28 May 2022
by Karinna Moskalenko
The International Protection Centre has received notification from the European Court of Human Rights that the long-awaited decision on our ‘long-suffering’ case on the ‘foreign agent’ law will be delivered on 14 June. Dozens of Russian applicant organisations and thousands of people in Russia have been waiting nine long years to ge, at the very least, a legal assessment of this foul law that violates the very foundations of a democratic state. What will the decision be?

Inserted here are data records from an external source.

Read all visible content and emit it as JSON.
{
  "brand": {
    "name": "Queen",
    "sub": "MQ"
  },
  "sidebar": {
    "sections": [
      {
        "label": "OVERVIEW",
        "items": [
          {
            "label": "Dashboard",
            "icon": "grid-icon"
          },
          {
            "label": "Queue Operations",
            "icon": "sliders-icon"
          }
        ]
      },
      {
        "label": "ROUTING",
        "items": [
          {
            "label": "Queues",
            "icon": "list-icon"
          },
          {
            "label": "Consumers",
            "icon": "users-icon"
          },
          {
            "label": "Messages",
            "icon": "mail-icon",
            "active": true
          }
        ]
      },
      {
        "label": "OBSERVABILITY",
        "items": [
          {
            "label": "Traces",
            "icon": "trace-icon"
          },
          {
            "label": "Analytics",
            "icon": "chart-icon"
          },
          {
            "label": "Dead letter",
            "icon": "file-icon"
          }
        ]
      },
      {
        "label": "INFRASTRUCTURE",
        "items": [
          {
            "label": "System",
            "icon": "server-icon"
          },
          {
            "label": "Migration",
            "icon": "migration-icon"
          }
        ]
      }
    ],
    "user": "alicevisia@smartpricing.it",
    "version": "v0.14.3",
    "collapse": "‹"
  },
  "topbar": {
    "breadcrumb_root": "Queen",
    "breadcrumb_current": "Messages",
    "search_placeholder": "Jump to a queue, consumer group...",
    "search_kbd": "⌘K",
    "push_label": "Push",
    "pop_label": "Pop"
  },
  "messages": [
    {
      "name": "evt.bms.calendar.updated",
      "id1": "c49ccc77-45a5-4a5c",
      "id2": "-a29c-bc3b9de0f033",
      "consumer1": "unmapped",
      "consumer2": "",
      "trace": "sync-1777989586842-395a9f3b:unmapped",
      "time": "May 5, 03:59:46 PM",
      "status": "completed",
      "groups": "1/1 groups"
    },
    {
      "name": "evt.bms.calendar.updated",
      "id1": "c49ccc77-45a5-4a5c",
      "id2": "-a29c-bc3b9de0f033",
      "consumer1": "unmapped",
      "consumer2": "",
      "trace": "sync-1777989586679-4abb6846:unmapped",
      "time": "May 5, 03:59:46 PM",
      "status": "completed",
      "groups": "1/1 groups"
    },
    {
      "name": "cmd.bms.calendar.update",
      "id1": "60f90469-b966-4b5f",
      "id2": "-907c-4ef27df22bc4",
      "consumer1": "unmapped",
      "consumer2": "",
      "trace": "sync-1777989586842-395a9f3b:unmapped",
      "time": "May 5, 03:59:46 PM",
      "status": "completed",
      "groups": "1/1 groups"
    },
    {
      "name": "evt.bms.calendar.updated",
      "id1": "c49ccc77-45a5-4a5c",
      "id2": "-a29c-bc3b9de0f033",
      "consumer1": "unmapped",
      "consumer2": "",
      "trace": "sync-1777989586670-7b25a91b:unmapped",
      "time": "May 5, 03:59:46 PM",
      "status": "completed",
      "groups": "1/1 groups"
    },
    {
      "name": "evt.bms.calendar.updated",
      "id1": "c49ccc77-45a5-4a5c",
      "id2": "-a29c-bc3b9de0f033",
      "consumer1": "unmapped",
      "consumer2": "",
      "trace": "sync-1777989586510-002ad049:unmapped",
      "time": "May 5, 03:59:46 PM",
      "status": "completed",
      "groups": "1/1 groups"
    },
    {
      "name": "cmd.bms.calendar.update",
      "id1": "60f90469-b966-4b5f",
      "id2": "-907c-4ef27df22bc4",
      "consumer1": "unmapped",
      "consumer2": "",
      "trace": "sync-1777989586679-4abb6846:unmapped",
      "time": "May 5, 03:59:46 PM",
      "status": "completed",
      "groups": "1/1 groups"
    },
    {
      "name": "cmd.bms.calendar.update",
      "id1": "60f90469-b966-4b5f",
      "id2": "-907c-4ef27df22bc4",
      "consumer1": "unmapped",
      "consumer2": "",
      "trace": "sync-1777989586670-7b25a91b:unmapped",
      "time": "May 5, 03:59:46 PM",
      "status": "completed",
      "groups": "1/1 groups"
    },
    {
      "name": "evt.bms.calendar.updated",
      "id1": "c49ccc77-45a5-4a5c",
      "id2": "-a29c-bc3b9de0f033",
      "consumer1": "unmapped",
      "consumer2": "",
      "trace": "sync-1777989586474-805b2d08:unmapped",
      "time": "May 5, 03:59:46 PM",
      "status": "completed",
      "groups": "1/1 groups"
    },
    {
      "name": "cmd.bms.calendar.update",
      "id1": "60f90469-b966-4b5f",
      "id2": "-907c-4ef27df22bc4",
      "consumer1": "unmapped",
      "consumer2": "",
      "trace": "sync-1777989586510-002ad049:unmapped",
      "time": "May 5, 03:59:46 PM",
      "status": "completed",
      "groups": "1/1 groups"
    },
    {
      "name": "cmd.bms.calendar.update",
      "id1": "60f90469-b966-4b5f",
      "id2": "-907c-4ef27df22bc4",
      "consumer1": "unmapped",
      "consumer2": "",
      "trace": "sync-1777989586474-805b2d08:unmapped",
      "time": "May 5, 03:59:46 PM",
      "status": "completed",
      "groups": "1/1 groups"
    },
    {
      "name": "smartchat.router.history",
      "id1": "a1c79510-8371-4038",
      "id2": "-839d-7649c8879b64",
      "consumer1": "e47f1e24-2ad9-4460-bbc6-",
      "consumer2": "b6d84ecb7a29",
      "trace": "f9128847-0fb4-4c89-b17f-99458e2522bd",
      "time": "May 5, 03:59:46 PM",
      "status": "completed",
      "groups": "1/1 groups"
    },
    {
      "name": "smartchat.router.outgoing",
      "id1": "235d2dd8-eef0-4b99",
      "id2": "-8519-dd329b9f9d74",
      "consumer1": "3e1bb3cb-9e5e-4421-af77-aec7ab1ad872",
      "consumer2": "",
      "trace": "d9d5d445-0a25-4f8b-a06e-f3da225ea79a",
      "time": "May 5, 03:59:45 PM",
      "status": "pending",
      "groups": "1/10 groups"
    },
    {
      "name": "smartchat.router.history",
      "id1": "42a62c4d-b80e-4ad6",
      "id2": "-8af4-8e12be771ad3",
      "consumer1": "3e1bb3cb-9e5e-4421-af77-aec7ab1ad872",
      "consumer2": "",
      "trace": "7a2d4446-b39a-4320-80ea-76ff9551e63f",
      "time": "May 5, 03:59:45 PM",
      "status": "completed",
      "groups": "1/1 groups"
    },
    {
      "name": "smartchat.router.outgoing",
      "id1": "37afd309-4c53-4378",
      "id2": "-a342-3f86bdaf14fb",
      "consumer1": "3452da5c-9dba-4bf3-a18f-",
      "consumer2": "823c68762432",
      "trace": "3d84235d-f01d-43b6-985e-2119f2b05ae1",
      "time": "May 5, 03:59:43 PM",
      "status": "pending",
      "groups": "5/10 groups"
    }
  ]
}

In a two weeks, my colleagues and I from many organisations will be reading and analysing this decision, but it will all be purely theoretical. The Russian authorities do not intend to execute judgments of the European Court of Human Rights delivered after 16 March 2022. Is that lawful? No, it is not lawful. But there’s no way they can be made to execute it – as Pinocchio used to say: “…even if he fights!”
Who has been so diligent as to ensure that the Court didn’t get round to dealing with such an important case for so many years? What kind of manipulation has there been? And by whom, personally?
We Russians are often blamed for inaction, for not actively defending democratic values.
But with sadness and pain I think of my fellow human rights defenders, about how with our bare hands we literally threw ourselves against the defensive walls built by the authorities, risking not only our reputations and freedom but also our lives, fought for those very values. But somewhere, in the comfort of Strasbourg, someone was holding up the case… Someone was continually putting it back in the cupboard… While we fought, waited, hoped… and fought again, unarmed, in hand to hand combat …
I’d like to know the names of all those people who should be thanked for playing these games…
Well, we’ll continue our fight for all that we have been fighting for and these lessons will serve us well when Russia – cleansed of all that cannot be tolerated in the democratic world – once again begins to change its system to join the Council of Europe at a new historical stage.
And Europe should learn its lessons from this too.